Scott Huennekens, president/CEO of Volcano, said that Axsun "is another complementary and important transaction for Volcano as it provides us proprietary OCT technology that we believe will both accelerate our OCT product development efforts and provide us significant and sustainable competitive advantages in the invasive imaging arena. We believe OCT technology will extend Volcano's reach to clinical indications and research opportunities that represent sizeable market opportunities ... beyond those served by our current offerings."

"The Axsun laser and optical engine technology is a key building block in our strategy to cement our already strong position in invasive imaging," Huennekens said. "The company's core technologies are truly leading-edge and will advance our programs to both enhance system performance and achieve lower manufacturing costs ..."

Volcano said it expects the transaction to be neutral to consolidated EPS in FY09 and that, with transaction close, it will have more than $145 million in cash, with no debt.

• Iris International (Chatsworth, California), a manufacturer of urinalysis systems and consumables for use in hospitals and commercial laboratories, reported that its Iris Sample Processing Business unit has entered into a manufacturing and supply agreement with Idexx Laboratories (Westbrook, Maine).

The agreement is for internal centrifugal drive systems and related whole blood separators developed by Iris for use in the new Idexx Catalyst Dx Chemistry Analyzer for the veterinary market, which Idexx has begun selling worldwide.

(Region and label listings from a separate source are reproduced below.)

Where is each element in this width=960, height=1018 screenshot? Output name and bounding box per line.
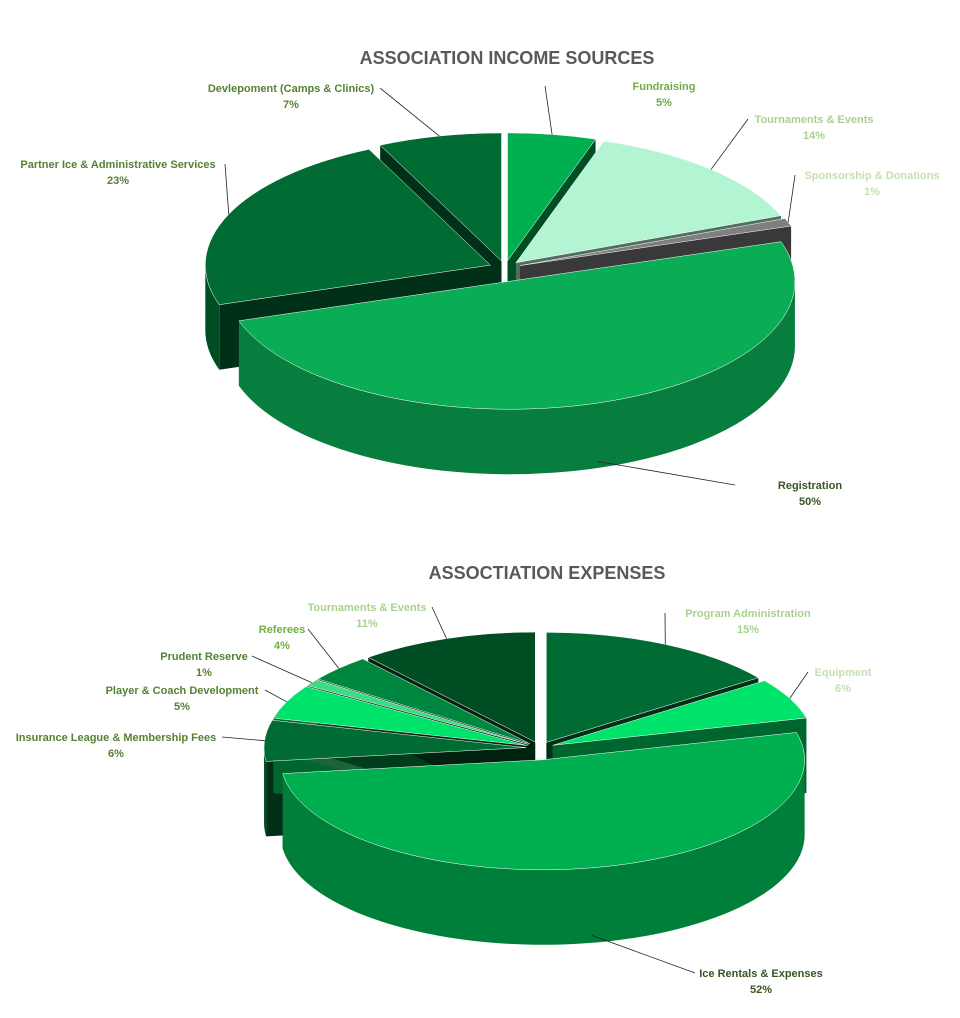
slice-label: Devlepoment (Camps & Clinics)	[208, 83, 375, 95]
slice-value-label: 50%	[799, 496, 821, 508]
slice-value-label: 4%	[274, 640, 290, 652]
slice-label: Program Administration	[685, 608, 811, 620]
leader-line	[264, 689, 287, 703]
slice-value-label: 5%	[656, 97, 672, 109]
chart-title: ASSOCIATION INCOME SOURCES	[360, 48, 655, 68]
slice-label: Tournaments & Events	[308, 602, 427, 614]
slice-value-label: 7%	[283, 99, 299, 111]
leader-line	[710, 118, 749, 170]
slice-label: Equipment	[815, 667, 872, 679]
slice-value-label: 6%	[108, 748, 124, 760]
slice	[238, 241, 796, 410]
slice-rim	[282, 759, 805, 945]
slice-value-label: 1%	[196, 667, 212, 679]
slice	[205, 149, 491, 305]
slice	[263, 719, 527, 762]
slice-value-label: 52%	[750, 984, 772, 996]
slice	[520, 218, 792, 266]
slice-label: Fundraising	[633, 81, 696, 93]
slice	[272, 686, 528, 746]
slice-label: Referees	[259, 624, 305, 636]
slice-value-label: 15%	[737, 624, 759, 636]
slice-label: Prudent Reserve	[160, 651, 247, 663]
leader-line	[591, 934, 696, 974]
slice-rim	[205, 265, 220, 370]
leader-line	[307, 628, 340, 669]
leader-line	[597, 461, 736, 486]
slice-value-label: 6%	[835, 683, 851, 695]
slice	[282, 732, 805, 871]
leader-line	[789, 671, 809, 699]
slice	[507, 132, 597, 262]
slice-label: Tournaments & Events	[755, 114, 874, 126]
leader-line	[431, 606, 447, 639]
leader-line	[251, 655, 312, 683]
leader-line	[221, 736, 265, 742]
slice-value-label: 5%	[174, 701, 190, 713]
slice	[546, 632, 759, 743]
leader-line	[787, 174, 796, 223]
slice-value-label: 14%	[803, 130, 825, 142]
slice-rim	[264, 747, 267, 837]
slice-label: Partner Ice & Administrative Services	[20, 159, 215, 171]
leader-line	[379, 87, 440, 137]
slice-label: Sponsorship & Donations	[804, 170, 939, 182]
leader-line	[544, 85, 553, 135]
slice	[317, 658, 530, 744]
slice-label: Ice Rentals & Expenses	[699, 968, 823, 980]
slice-label: Insurance League & Membership Fees	[16, 732, 217, 744]
slice-label: Player & Coach Development	[106, 685, 259, 697]
slice-label: Registration	[778, 480, 842, 492]
slice-value-label: 23%	[107, 175, 129, 187]
chart-title: ASSOCTIATION EXPENSES	[429, 563, 666, 583]
slice-rim	[238, 281, 795, 475]
slice-value-label: 1%	[864, 186, 880, 198]
leader-line	[224, 163, 230, 215]
slice-value-label: 11%	[356, 618, 378, 630]
slice	[379, 132, 502, 262]
slice	[552, 680, 807, 746]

In exchange for a $1.5 million upfront payment and future royalties starting in 2014, Iris Sample Processing has granted Idexx an exclusive worldwide license to manufacture the whole blood separator technology developed for the Idexx Catalyst Dx Chemistry Analyzer. Idexx will assume manufacturing for the whole blood separator.

Additionally, running through the end of 2020, Iris will exclusively manufacture and sell to Idexx the internal centrifugal drive system it developed for the Catalyst Dx analyzer. Idexx may assume manufacturing for the drive systems starting in 2016 by paying Iris a per-unit royalty for the remaining term of the agreement.

"After a prolonged research and development effort, we are pleased to have developed the internal centrifugal drive systems and related disposable whole blood separators for the newest generation of Idexx chemistry analyzers," said Robert Mello, Iris corporate VP and president of the Sample Processing business unit. "We have had a long standing working relationship with Idexx dating back to the late 1980s as the sole provider of standalone veterinary centrifuges for all of Idexx's in-clinic needs.